O primeiro elemento consiste sobretudo na necessidade de uma aplicação consistente e coerente das leis de asilo existentes na Europa, mais que na elaboração de restrições euro-regionais. Os Estados europeus deveriam chegar a acordo sobre como aplicar o artigo 1º da Convenção de Genebra de 1951 (definição de refugiado) de modo pragmático e generoso. O estatuto de refugiado deve basear-se em procedimentos justos e eficientes. Deve ser dada assistência aos países na Europa, o que significa a assistência constante no procedimento de asilo quanto a critérios iguais na recepção e integração dos refugiados.

A segunda questão refere-se à necessidade de conceber uma resposta pragmática para grandes influxos de pessoas deslocadas devido a guerras civis, violência ou violações maciças de direitos humanos. Os Estados europeus deveriam manter-se disponíveis para oferecer protecção temporária como resposta viável em situações de influxo maciço de requerentes de asilo.

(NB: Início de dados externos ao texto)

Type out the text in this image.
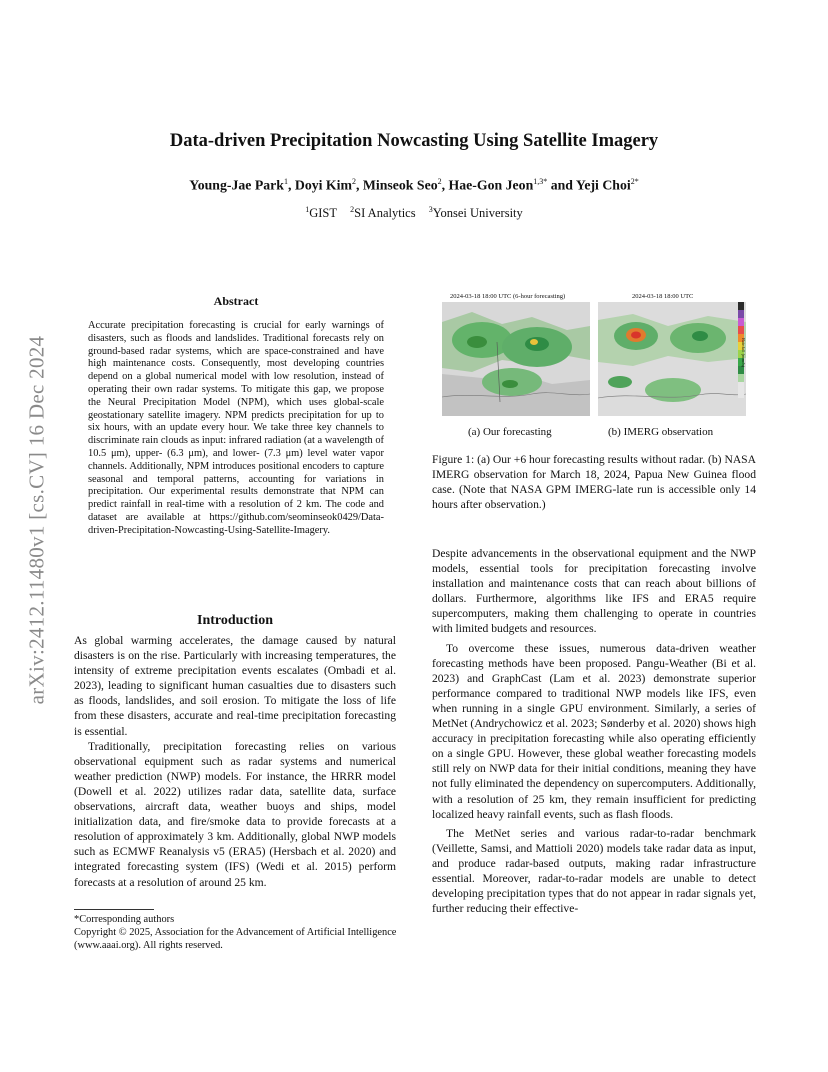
arXiv:2412.11480v1 [cs.CV] 16 Dec 2024
Data-driven Precipitation Nowcasting Using Satellite Imagery
Young-Jae Park$^1$, Doyi Kim$^2$, Minseok Seo$^2$, Hae-Gon Jeon$^{1,3*}$ and Yeji Choi$^{2*}$
$^1$GIST $^2$SI Analytics $^3$Yonsei University
Abstract
Accurate precipitation forecasting is crucial for early warnings of disasters, such as floods and landslides. Traditional forecasts rely on ground-based radar systems, which are space-constrained and have high maintenance costs. Consequently, most developing countries depend on a global numerical model with low resolution, instead of operating their own radar systems. To mitigate this gap, we propose the Neural Precipitation Model (NPM), which uses global-scale geostationary satellite imagery. NPM predicts precipitation for up to six hours, with an update every hour. We take three key channels to discriminate rain clouds as input: infrared radiation (at a wavelength of 10.5 μm), upper- (6.3 μm), and lower- (7.3 μm) level water vapor channels. Additionally, NPM introduces positional encoders to capture seasonal and temporal patterns, accounting for variations in precipitation. Our experimental results demonstrate that NPM can predict rainfall in real-time with a resolution of 2 km. The code and dataset are available at https://github.com/seominseok0429/Data-driven-Precipitation-Nowcasting-Using-Satellite-Imagery.
Introduction

As global warming accelerates, the damage caused by natural disasters is on the rise. Particularly with increasing temperatures, the intensity of extreme precipitation events escalates (Ombadi et al. 2023), leading to significant human casualties due to disasters such as floods, landslides, and soil erosion. To mitigate the loss of life from these disasters, accurate and real-time precipitation forecasting is essential.

Traditionally, precipitation forecasting relies on various observational equipment such as radar systems and numerical weather prediction (NWP) models. For instance, the HRRR model (Dowell et al. 2022) utilizes radar data, satellite data, surface observations, aircraft data, weather buoys and ships, model initialization data, and fire/smoke data to provide forecasts at a resolution of approximately 3 km. Additionally, global NWP models such as ECMWF Reanalysis v5 (ERA5) (Hersbach et al. 2020) and integrated forecasting system (IFS) (Wedi et al. 2015) perform forecasts at a resolution of around 25 km.

*Corresponding authors
Copyright © 2025, Association for the Advancement of Artificial Intelligence (www.aaai.org). All rights reserved.
2024-03-18 18:00 UTC (6-hour forecasting)	2024-03-18 18:00 UTC
Rainfall (mm/h)
(a) Our forecasting	(b) IMERG observation
Figure 1: (a) Our +6 hour forecasting results without radar. (b) NASA IMERG observation for March 18, 2024, Papua New Guinea flood case. (Note that NASA GPM IMERG-late run is accessible only 14 hours after observation.)

Despite advancements in the observational equipment and the NWP models, essential tools for precipitation forecasting involve installation and maintenance costs that can reach about billions of dollars. Furthermore, algorithms like IFS and ERA5 require supercomputers, making them challenging to operate in countries with limited budgets and resources.

To overcome these issues, numerous data-driven weather forecasting methods have been proposed. Pangu-Weather (Bi et al. 2023) and GraphCast (Lam et al. 2023) demonstrate superior performance compared to traditional NWP models like IFS, even when running in a single GPU environment. Similarly, a series of MetNet (Andrychowicz et al. 2023; Sønderby et al. 2020) shows high accuracy in precipitation forecasting while also operating efficiently on a single GPU. However, these global weather forecasting models still rely on NWP data for their initial conditions, meaning they have not fully eliminated the dependency on supercomputers. Additionally, with a resolution of 25 km, they remain insufficient for predicting localized heavy rainfall events, such as flash floods.

The MetNet series and various radar-to-radar benchmark (Veillette, Samsi, and Mattioli 2020) models take radar data as input, and produce radar-based outputs, making radar infrastructure essential. Moreover, radar-to-radar models are unable to detect developing precipitation types that do not appear in radar signals yet, further reducing their effective-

Em terceiro lugar, a Europa deve conceber mecanismos destinados a atacar as causas dos grandes movimentos da sua própria população. Sem a vontade política para combater, na sua origem, as violações maciças de direitos humanos, as condições étnicas e humanas, e tratar o declínio económico dessa nação, aumentará o número de requerentes de asilo e de refugiados deslocados. A questão sensível consiste no dilema de deixar de fora do procedimento de asilo os casos rejeitados. Este procedimento varia de país para país mas os procedimentos devem prever salvaguardas garantindo aos requerentes de asilo que recebem a protecção que lhes deve ser dada, bem como as condições que necessitam no país de origem para atenuar a situação de retornados. Existe também a possibilidade do ACNUR prestar assistência nos países de origem para onde voltam os requerentes com pedidos de asilo recusados.

O último elemento consiste em contemplar a existência de possibilidades adequadas de revisão, quer judiciais quer administrativas, em qualquer forma processual: admissibilidade, processo acelerado e processo normal.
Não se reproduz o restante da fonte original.